Commercializing Enterprise-Grade Hadoop: Tools for Harnessing Petabyte Analytics
Hadoop is riding the hype wave right now. You’ll find many IT professionals who know just enough about Hadoop to be dangerous in a cocktail party setting, but not enough for their own comfort to respond to grilling from the chief technology officer or the geekier business executives.
If you’re slightly bewildered by all the buzz over this new technology with the funny-sounding moniker, you’re not alone. The official story is that Hadoop was the name of the inventor’s kid’s stuffed elephant. However, for most IT professionals, it could easily be an acronym for "Heck, Another Darn Obscure Open-source Project." The fact that Hadoop, managed by Apache, includes subprojects with similarly opaque names--such as Pig, Hive, Chukwa, and ZooKeeper—contributes to the queasy feeling that this is an untamed menagerie of squealing beasties.
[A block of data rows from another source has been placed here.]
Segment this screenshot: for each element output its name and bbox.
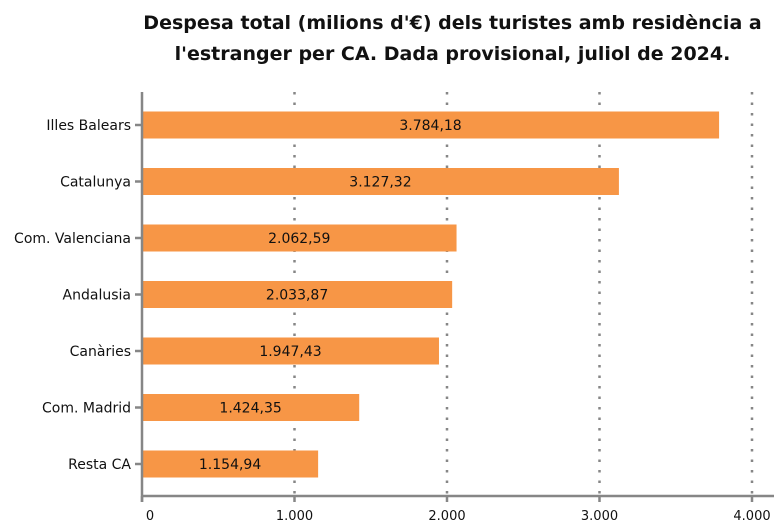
bar-4 <box>143 281 453 308</box>
chart-title: Despesa total (milions d'€) dels turiste… <box>0 8 775 70</box>
category-label-3: Com. Valenciana <box>14 231 131 247</box>
bar-6 <box>143 394 360 421</box>
category-label-6: Com. Madrid <box>42 401 131 417</box>
value-label-5: 1.947,43 <box>259 344 321 360</box>
value-label-1: 3.784,18 <box>399 118 461 134</box>
value-label-4: 2.033,87 <box>266 288 328 304</box>
category-label-1: Illes Balears <box>46 118 131 134</box>
x-tick-label-4: 4.000 <box>733 509 770 522</box>
chart-title-line-2: l'estranger per CA. Dada provisional, ju… <box>174 43 731 65</box>
labels: 3.784,18 3.127,32 2.062,59 2.033,87 1.947,43… <box>14 118 771 522</box>
x-tick-label-1: 1.000 <box>276 509 313 522</box>
x-tick-label-3: 3.000 <box>581 509 618 522</box>
bar-1 <box>143 111 720 139</box>
value-label-6: 1.424,35 <box>219 401 281 417</box>
x-tick-label-0: 0 <box>146 509 154 522</box>
x-tick-label-2: 2.000 <box>428 509 465 522</box>
value-label-2: 3.127,32 <box>349 175 411 191</box>
category-label-2: Catalunya <box>60 175 131 191</box>
bar-5 <box>143 337 439 365</box>
category-label-7: Resta CA <box>68 457 131 473</box>
chart-title-line-1: Despesa total (milions d'€) dels turiste… <box>143 12 762 34</box>
bars <box>143 111 720 478</box>
category-label-5: Canàries <box>70 344 131 360</box>
bar-3 <box>143 224 457 252</box>
bar-7 <box>143 450 319 478</box>
value-label-3: 2.062,59 <box>268 231 330 247</box>
value-label-7: 1.154,94 <box>199 457 261 473</box>
category-label-4: Andalusia <box>63 288 131 304</box>
bar-2 <box>143 168 619 195</box>
axes <box>135 92 774 502</box>
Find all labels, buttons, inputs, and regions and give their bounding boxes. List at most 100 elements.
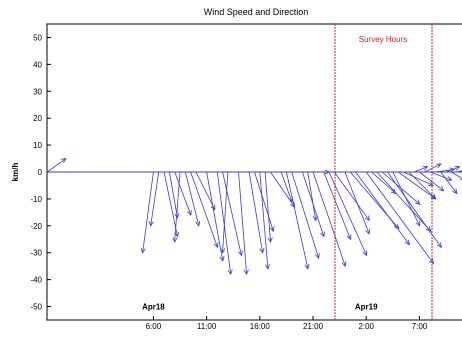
- wind-vector-head: [365, 228, 370, 235]
- wind-vector-head: [259, 247, 265, 254]
- wind-vector-head: [304, 263, 310, 270]
- wind-vector: [163, 171, 178, 237]
- wind-vector-head: [404, 239, 410, 246]
- wind-vector: [216, 171, 232, 275]
- wind-vector: [184, 171, 200, 226]
- wind-vector: [307, 171, 317, 221]
- wind-vector: [323, 171, 351, 240]
- wind-vector-head: [435, 163, 442, 169]
- wind-vector-head: [243, 269, 249, 276]
- wind-vector-head: [428, 181, 434, 186]
- wind-vector-head: [341, 261, 347, 268]
- wind-vector-head: [172, 237, 178, 243]
- wind-vector: [259, 171, 269, 269]
- y-tick-label: 0: [38, 168, 43, 177]
- wind-vector: [270, 171, 296, 208]
- survey-hours-label: Survey Hours: [359, 35, 407, 44]
- wind-vector-head: [459, 175, 462, 181]
- wind-vector: [280, 171, 293, 202]
- day-labels: Apr18 Apr19: [142, 303, 378, 312]
- wind-vector: [190, 171, 218, 248]
- wind-vector-head: [364, 215, 370, 222]
- wind-vector: [222, 171, 242, 256]
- chart-title: Wind Speed and Direction: [204, 7, 309, 17]
- wind-vector-head: [362, 250, 368, 257]
- wind-vector-head: [140, 247, 146, 254]
- wind-vector: [440, 171, 458, 194]
- wind-vector: [238, 171, 248, 275]
- y-tick-label: 20: [33, 114, 42, 123]
- wind-vector-head: [454, 165, 461, 171]
- wind-vector-head: [148, 220, 154, 227]
- wind-vector: [371, 171, 397, 194]
- wind-vector-head: [422, 165, 429, 171]
- wind-vector: [333, 171, 370, 221]
- wind-vector-head: [219, 255, 225, 262]
- wind-vector-head: [425, 226, 432, 232]
- wind-vector-head: [290, 201, 296, 208]
- wind-vector: [254, 171, 274, 232]
- y-tick-label: 10: [33, 141, 42, 150]
- wind-vectors: [47, 158, 462, 276]
- wind-vector-head: [346, 234, 352, 241]
- wind-vector-head: [269, 226, 275, 233]
- wind-vector-head: [446, 176, 453, 181]
- y-tick-label: -30: [30, 249, 42, 258]
- day-label: Apr18: [142, 303, 165, 312]
- wind-vector-head: [60, 158, 67, 164]
- wind-vector-head: [220, 247, 226, 254]
- wind-vector: [291, 171, 320, 259]
- y-tick-label: -50: [30, 303, 42, 312]
- wind-vector-head: [265, 264, 271, 270]
- wind-vector: [344, 171, 370, 235]
- wind-vector-head: [227, 269, 233, 276]
- y-axis-label: km/h: [11, 163, 20, 182]
- wind-vector: [150, 171, 160, 226]
- wind-vector-head: [314, 253, 320, 259]
- y-tick-label: 50: [33, 33, 42, 42]
- wind-vector: [408, 171, 436, 200]
- wind-vector-head: [436, 242, 442, 249]
- wind-vector: [174, 171, 181, 242]
- wind-vector: [387, 171, 442, 248]
- wind-vector-head: [267, 237, 273, 243]
- wind-vector: [222, 171, 229, 253]
- wind-vector-head: [210, 204, 216, 211]
- wind-vector: [403, 171, 434, 186]
- wind-vector-head: [438, 186, 445, 192]
- x-tick-label: 6:00: [146, 322, 162, 331]
- wind-vector-head: [390, 188, 397, 195]
- y-tick-label: -10: [30, 195, 42, 204]
- wind-vector-head: [430, 194, 437, 200]
- wind-vector: [195, 171, 216, 210]
- wind-vector: [248, 171, 264, 253]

And if you’ve pegged Hadoop as an advanced analytics initiative to mine petabytes of unstructured information, prepare for further bewilderment. The Apache Hadoop project states that it develops open-source software for “reliable, scalable, distributed computing.” Yes, that’s true, but the better-informed among you may be puzzling over the linkages that people often draw between Hadoop, in-database analytics, and MapReduce.
So what exactly is Hadoop, and, just as important, why should enterprise analytics professionals care? As I discussed it in my Forrester report late last year on in-database analytics, Hadoop is primarily for advanced analytics in cloud environments. At heart the Apache Hadoop project defines an analytic processing pushdown workflow model and distributed analytic file store for analyzing unstructured information sets. But the range of subprojects goes well beyond that to encompass a distributed columnar database, data warehousing infrastructure, MapReduce interface, ad-hoc query language, data collection capability, and other utilities for development and management of Hadoop clusters.
Consider Hadoop the cornerstone of the sprawling collection of next-generation technologies known as “No SQL.” Hadoop, like many No SQL technologies, is still primarily an open-source community and has not yet made the critical transition into a mature enterprise-grade analytics market segment. However, Forrester has seen increasing incorporation of Hadoop technologies and interfaces in recent months into the solution portfolios enterprise data warehousing (EDW) vendors—most notably, Teradata, IBM, Aster Data, Greenplum, and Vertica—and business intelligence (BI) vendors such as Pentaho and MicroStrategy.
We see most startup activity in the Hadoop space—from companies such as Cloudera and Datameer--focusing on solutions that are completely open: open source, open standards, open architectures, and open to service-oriented integration into any SaaS/cloud-based analytics environment. If you want to check out the range and maturity of Hadoop adoptions built on open-source codebases, visit the Hadoop “powered by” wiki.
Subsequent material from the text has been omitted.